Les alliances, Schiltigheim a déjà connu ces dernières années. Celles conclues entre Raphaël Nisand (Parti Socialiste) et Danielle Dambach (Schilick Écologie), puis entre Jean-Marie Kutner (UDI) et Christian Ball (les Républicains), ont clairement démontré l’inefficacité de ces procédés. La première, sanctionnée par la population lors des élections municipales de 2014, conduisit à la prise de pouvoir de la droite. Quant à la collaboration entre Messieurs Kutner et Ball, elle a purement et simplement explosé en cours de mandat, entraînant la convocation des prochaines élections municipales. En plus de flouer les habitant·e·s, ces alliances entre vieux appareils qui persistent à concevoir l’action politique comme un jeu de négociations ont conduit à des déconvenues majeures, dont personne ne veut aujourd’hui assumer les responsabilités. Ainsi, lors des prochaines élections, certains iront jusqu’à masquer leurs logos et utiliser le terme de « rassemblement citoyen ».

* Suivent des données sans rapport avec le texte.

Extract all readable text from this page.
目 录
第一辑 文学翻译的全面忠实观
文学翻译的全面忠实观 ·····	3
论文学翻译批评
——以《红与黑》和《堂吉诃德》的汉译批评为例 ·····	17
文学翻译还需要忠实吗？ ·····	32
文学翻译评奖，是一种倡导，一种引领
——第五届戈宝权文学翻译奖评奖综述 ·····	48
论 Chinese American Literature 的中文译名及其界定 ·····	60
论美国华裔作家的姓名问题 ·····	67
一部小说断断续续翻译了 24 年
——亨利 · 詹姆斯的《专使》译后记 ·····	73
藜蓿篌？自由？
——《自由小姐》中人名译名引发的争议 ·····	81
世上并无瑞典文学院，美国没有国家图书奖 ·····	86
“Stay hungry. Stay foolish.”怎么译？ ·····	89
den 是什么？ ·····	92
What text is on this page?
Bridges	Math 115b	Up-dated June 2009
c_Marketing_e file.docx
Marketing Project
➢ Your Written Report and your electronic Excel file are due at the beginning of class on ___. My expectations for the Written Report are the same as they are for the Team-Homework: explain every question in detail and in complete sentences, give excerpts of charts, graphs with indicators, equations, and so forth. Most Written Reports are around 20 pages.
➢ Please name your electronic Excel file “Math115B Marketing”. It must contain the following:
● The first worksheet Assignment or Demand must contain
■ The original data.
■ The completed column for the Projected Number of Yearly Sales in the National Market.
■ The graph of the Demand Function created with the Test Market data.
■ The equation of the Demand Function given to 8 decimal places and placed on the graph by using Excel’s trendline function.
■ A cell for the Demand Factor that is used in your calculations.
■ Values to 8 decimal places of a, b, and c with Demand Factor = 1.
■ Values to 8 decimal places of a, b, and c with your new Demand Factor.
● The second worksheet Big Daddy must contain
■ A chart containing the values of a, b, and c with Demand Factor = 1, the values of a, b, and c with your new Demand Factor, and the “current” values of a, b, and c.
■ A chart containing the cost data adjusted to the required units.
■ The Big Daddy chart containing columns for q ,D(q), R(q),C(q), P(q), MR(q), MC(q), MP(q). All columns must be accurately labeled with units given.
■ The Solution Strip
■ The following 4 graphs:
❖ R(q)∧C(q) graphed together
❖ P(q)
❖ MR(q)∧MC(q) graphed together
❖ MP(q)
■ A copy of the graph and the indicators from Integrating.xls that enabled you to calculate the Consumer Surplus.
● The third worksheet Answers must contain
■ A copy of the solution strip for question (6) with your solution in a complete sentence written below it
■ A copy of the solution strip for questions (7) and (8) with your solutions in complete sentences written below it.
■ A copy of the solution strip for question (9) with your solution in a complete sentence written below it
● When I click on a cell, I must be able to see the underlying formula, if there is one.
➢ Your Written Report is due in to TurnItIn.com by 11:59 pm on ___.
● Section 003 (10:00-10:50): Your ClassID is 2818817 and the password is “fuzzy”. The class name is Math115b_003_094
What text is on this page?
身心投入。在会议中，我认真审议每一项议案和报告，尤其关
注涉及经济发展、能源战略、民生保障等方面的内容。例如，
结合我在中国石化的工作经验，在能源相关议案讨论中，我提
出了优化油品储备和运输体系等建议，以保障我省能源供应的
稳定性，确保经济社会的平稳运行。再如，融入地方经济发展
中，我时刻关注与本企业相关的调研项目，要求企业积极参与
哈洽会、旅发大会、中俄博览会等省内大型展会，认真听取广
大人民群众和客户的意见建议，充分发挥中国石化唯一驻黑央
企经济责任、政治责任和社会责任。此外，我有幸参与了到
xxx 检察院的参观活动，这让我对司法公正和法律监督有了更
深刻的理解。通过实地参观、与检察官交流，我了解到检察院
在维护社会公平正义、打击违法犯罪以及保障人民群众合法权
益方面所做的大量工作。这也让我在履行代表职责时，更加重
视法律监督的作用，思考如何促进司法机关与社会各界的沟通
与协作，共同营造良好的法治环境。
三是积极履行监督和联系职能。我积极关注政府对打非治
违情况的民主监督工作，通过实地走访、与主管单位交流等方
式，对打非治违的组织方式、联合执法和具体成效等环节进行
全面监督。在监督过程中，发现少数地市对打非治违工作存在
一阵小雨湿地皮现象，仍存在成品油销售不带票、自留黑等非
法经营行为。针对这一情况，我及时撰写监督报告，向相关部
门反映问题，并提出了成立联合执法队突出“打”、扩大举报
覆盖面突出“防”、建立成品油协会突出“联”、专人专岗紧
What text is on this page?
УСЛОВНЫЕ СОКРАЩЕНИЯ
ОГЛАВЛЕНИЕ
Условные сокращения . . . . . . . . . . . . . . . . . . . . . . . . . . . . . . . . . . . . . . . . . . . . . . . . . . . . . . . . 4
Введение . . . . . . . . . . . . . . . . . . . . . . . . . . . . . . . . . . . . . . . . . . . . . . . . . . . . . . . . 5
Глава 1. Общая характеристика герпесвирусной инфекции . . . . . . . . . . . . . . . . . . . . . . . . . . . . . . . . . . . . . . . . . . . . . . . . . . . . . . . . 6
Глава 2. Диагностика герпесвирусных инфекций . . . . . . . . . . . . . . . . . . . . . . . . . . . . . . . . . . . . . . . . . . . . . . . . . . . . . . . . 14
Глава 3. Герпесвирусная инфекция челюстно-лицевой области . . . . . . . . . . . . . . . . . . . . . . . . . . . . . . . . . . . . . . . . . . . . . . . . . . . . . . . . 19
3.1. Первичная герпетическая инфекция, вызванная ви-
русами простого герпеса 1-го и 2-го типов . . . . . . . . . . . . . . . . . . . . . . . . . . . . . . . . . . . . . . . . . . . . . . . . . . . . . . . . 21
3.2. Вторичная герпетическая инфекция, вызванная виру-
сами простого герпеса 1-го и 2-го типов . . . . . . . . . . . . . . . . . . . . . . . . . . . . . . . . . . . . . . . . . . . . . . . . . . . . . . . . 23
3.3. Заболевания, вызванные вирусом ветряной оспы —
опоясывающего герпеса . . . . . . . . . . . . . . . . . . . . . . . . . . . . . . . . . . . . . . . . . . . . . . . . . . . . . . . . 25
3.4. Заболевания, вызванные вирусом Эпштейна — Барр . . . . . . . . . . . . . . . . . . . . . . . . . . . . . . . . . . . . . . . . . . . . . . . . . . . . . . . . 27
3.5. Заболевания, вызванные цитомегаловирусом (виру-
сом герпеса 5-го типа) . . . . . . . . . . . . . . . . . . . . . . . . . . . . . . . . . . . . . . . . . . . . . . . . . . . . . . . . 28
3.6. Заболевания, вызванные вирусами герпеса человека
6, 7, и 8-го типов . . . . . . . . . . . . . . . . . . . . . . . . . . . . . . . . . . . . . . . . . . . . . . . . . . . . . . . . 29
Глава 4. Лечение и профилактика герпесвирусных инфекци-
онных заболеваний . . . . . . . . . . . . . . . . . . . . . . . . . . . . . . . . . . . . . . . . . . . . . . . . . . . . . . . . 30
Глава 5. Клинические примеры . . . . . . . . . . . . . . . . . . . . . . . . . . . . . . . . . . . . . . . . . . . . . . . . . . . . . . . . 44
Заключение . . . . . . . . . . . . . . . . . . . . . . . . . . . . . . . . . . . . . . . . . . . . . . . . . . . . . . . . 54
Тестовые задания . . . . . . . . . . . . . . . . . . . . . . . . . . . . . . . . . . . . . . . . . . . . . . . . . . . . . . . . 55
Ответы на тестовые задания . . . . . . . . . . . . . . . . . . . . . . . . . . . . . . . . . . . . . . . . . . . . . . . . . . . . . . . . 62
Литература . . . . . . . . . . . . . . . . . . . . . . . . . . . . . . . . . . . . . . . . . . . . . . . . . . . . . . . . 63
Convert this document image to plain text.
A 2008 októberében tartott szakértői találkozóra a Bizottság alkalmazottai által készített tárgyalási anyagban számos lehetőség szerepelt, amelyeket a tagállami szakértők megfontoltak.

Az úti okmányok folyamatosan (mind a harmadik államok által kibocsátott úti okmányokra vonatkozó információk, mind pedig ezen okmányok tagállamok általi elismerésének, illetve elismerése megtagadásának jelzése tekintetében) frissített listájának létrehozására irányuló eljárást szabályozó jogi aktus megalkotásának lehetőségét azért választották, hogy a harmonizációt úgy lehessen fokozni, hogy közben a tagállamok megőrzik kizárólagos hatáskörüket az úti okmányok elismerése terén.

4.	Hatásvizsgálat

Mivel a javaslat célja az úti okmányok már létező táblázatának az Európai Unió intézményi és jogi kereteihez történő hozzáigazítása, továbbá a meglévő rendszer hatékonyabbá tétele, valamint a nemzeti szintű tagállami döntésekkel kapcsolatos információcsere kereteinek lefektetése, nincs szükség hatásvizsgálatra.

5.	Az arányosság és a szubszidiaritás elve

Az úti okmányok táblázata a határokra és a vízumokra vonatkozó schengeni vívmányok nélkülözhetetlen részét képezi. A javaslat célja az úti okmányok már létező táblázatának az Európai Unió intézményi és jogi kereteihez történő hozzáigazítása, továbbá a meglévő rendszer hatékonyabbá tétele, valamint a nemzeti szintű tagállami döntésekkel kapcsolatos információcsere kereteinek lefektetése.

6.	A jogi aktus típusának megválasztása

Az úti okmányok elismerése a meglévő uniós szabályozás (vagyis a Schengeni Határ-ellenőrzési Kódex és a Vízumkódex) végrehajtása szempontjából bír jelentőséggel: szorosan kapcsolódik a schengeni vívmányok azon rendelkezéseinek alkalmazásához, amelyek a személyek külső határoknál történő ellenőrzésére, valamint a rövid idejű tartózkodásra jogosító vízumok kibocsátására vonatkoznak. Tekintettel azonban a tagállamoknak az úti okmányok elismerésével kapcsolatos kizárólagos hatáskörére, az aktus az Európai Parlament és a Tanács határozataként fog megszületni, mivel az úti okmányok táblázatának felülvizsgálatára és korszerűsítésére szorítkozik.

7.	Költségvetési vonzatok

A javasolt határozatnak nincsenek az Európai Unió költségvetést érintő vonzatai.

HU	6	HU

Cette désorganisation municipale permanente est indigne des enjeux auxquels est confrontée notre ville. Trop de temps a été perdu inutilement, l‘exemple de la médiathèque est à cet égard édifiant. Trop d’heures ne sont pas passées à écouter les habitant·e·s de la ville, à réfléchir à des projets concrets et aux moyens de les mettre en œuvre. Ces antiques pratiques d’appareils sclérosés sont justement ce qui empêche les habitant.e.s d’accéder à un vrai pouvoir de décision. Une majorité municipale doit être un bloc soudé, capable de travailler avec la population en toute sérénité, sans avoir à se préoccuper d’éventuelles trahisons politiques, le plus souvent à des fins d’ambitions personnelles. Plutôt que de participer à des querelles entre élu·e·s qui souhaitent avant tout conserver leurs sièges, Schilick l’Insoumise restera donc, au cours des prochaines semaines, focalisée sur la publication du programme « L’Avenir en commun à Schiltigheim ».

Notre mouvement incarne enfin le rassemblement tant attendu autour de valeurs qui sont chères aux Schilikois·es, et nous serons heureux d’accueillir toutes les personnes qui voudraient échanger leurs idées avec nous. Nous ne croyons pas au désintérêt des habitant·e·s de cette ville pour la politique, le mécontentement général le prouve. C’est donc contre la résignation, principal facteur d’abstention, que nous devons lutter. C’est la raison pour laquelle nous proposons aux Schilikois·es une nouvelle façon de faire de la politique dans cette ville, en les impliquant bien davantage dans les prises de décisions de la municipalité. Si la configuration de ces élections n’est certes pas parfaite, les enjeux sont immenses et nos équipes, plus insoumises que jamais, sont prêtes.